We really need to talk about New York-based artist Finnegan Shannon, whose wooden bench sculpture as part of their ongoing series, Do you want us here or not, highlights the ableist conditions prevalent in public spaces. A simplicity that draws the right amount of attention to fatigue in everyday life for those that experience it. Emily Watlington wrote for Artnews that Shannon’s work puts institutional repair into practice, rather than mere ‘critique’. Practical and straight to the solution, all the while filled with a practice fuelled by care for oneself and others. Perfection.
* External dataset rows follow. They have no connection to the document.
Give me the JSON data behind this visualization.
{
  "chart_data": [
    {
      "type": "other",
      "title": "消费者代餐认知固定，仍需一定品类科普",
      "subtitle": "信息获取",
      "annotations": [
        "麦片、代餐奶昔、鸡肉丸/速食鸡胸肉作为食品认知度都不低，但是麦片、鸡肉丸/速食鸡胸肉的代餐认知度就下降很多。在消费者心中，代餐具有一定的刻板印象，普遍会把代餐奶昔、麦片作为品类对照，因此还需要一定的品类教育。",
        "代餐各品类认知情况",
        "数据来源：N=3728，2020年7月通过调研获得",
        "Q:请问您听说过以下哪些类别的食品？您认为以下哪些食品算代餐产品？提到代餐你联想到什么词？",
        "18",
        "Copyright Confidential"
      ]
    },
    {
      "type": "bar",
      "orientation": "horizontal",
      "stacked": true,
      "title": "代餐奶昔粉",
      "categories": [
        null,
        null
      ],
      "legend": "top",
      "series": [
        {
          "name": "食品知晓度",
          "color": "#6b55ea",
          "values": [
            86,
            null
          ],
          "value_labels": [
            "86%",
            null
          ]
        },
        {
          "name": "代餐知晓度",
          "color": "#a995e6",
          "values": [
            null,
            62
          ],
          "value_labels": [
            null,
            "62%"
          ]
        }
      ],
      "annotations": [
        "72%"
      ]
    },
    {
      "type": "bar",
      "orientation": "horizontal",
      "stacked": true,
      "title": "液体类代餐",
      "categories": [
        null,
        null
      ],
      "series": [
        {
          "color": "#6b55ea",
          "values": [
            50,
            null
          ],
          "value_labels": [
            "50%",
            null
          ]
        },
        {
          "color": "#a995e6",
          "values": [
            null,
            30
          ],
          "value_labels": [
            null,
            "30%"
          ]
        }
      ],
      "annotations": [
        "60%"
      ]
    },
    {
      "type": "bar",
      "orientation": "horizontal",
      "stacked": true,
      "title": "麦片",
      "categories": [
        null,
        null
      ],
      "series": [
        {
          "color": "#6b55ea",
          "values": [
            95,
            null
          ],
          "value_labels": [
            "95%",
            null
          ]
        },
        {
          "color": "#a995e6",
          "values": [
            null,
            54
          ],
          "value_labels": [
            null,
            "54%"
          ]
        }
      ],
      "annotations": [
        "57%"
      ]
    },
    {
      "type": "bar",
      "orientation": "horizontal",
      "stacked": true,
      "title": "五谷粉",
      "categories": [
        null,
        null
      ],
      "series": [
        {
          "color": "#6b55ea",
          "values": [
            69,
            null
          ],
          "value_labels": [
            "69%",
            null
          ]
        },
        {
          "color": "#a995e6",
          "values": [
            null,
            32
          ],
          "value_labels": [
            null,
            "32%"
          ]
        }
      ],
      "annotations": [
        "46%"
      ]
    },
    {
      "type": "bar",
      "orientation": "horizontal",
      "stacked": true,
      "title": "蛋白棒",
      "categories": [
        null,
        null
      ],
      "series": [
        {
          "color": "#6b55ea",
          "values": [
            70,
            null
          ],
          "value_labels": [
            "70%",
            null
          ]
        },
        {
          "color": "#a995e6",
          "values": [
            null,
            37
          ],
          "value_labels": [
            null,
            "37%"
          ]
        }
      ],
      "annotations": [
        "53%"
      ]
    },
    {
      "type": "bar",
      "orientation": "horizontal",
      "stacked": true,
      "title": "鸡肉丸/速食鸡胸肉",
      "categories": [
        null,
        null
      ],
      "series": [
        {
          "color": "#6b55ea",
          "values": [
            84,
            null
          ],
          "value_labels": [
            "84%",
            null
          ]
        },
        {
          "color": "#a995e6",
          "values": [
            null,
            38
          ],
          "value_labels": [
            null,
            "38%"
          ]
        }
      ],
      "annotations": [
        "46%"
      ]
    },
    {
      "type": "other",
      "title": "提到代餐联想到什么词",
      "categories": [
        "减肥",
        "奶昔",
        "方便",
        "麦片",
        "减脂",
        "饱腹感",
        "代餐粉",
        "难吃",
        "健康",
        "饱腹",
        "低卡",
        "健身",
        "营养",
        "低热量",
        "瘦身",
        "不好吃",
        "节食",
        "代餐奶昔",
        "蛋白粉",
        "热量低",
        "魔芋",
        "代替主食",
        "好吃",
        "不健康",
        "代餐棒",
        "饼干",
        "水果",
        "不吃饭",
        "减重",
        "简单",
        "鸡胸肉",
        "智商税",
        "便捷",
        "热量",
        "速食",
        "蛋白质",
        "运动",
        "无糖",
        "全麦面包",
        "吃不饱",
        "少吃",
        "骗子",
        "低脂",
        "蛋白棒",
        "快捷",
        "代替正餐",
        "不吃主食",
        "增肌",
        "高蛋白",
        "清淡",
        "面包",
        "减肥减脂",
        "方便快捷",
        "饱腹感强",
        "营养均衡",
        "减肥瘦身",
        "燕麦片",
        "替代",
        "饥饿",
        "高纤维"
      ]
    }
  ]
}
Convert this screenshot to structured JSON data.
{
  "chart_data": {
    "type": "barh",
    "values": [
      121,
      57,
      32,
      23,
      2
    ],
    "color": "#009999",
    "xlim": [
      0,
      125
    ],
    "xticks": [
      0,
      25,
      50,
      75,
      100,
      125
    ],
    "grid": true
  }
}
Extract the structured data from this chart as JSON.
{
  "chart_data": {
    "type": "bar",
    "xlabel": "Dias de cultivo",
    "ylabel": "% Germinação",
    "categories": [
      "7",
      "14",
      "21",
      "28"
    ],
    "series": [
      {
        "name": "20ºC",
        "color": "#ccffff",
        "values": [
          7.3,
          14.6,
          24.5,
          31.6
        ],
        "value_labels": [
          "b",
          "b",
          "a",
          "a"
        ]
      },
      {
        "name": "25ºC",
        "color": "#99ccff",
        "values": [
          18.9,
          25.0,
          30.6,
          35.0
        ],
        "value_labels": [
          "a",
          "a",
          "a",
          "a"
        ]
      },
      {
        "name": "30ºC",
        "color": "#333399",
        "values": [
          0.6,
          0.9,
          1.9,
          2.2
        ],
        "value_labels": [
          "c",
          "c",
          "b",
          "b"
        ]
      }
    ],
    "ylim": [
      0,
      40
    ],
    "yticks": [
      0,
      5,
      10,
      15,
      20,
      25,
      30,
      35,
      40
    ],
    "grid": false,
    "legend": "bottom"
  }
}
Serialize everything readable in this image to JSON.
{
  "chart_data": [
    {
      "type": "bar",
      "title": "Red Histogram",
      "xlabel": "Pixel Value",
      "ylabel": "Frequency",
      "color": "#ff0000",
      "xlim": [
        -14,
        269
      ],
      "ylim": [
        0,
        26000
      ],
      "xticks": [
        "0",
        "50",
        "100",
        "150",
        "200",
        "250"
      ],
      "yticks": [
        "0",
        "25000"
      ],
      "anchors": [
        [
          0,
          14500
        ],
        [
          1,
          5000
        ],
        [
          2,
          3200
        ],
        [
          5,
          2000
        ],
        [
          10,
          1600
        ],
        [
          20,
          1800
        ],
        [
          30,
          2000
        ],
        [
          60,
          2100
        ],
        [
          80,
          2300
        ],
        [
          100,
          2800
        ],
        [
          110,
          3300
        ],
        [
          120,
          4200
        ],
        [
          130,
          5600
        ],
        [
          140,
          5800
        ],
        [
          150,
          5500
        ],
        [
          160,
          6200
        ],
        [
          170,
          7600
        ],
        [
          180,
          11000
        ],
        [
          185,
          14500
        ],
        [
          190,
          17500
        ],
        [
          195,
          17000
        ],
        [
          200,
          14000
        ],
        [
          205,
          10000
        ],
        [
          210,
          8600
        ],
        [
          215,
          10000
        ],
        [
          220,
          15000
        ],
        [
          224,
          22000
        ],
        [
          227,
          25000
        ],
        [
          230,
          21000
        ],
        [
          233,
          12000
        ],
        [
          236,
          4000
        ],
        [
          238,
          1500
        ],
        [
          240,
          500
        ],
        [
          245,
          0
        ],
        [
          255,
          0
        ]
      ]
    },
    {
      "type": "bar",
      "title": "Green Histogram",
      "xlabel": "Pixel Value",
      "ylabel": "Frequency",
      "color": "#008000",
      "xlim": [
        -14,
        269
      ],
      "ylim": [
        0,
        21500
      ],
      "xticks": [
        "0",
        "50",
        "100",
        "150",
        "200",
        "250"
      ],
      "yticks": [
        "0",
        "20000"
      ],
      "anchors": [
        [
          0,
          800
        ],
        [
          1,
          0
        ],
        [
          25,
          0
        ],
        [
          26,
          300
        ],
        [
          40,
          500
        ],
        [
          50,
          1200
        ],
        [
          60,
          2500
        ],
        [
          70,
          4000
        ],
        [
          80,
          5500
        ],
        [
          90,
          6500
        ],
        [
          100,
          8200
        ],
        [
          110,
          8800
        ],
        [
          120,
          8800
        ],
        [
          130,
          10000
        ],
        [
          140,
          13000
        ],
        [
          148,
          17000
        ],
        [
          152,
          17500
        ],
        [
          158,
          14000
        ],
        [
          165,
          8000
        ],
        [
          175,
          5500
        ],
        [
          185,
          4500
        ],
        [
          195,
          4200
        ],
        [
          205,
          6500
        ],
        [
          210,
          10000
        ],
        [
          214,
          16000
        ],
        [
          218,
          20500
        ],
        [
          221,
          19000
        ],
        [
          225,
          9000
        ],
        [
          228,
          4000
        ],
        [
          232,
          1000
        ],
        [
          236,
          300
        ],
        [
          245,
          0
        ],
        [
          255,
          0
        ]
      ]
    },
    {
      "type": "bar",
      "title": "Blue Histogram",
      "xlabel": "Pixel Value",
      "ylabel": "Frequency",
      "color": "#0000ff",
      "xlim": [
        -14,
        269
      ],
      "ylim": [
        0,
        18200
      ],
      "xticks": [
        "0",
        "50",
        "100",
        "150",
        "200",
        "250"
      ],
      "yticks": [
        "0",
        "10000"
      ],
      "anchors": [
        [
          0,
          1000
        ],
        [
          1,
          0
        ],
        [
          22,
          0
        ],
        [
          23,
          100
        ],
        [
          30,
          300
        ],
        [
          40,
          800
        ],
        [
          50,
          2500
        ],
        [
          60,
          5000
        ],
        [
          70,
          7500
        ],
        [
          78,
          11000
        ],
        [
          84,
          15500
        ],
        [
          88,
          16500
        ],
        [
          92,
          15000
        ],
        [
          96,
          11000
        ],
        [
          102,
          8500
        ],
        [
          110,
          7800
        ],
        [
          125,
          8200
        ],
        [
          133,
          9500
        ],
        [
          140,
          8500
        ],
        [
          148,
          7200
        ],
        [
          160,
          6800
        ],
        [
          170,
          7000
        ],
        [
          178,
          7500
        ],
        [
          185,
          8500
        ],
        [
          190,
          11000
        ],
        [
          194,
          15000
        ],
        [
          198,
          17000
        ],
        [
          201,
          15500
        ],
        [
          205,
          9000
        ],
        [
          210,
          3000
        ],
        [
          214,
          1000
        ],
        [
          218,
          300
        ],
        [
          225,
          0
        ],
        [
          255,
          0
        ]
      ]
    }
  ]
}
In a world that is largely in (ableist) denial about the social, medical, and material changes brought about by the pandemic, which now had its nascent stage half a decade ago, Holding Space reinforces the need to maintain (consensual!) physical connections with each other. This is not at all in reference to romantic love or sex, instead reminding us that we are profoundly reliant upon mutual support and space for listening and caring for one another. It is more organised than it seems, however; Hughes’ doula (although depicted by an actor, is representative of real work) is fully prepared for the work they need to do. Their professionalism, supplies, and particular personality traits make them an optimal comforter of a person at the last stages of life, and their loved ones beginning the journey of grief. Similarly, Altin’s emotional labour of supporting a friend through childbirth was not something she decided to do on the day; the groundwork of love and support is a life’s work, but should not be perceived as laborious. Shannon’s piece, and ongoing body of work, has likely been catalysed by repeated frustrations at accessibility issues in public and institutional spaces. The groundwork of these acts of care have to be planted thoughtfully and with intention. Some may still scoff at the term ‘holding space’, now that it has been misappropriated and pilloried in popular culture, but without producing (at times basic) care for each other, we resign ourselves to standing by and watching as time and lives slip through our fingers.

[1] https://hivdoula.work/

Holding Space, a group exhibition. 13 March - 26 April 2025. Kunsthalle Exnergasse, Vienna. wuk.at/kunsthalle-exnergasse

With thanks to Painting Diary who hosted me as Writer in Residence in April 2025 in Vienna, which enabled me to visit incredible exhibitions such as that at Kunsthalle Exnergasse.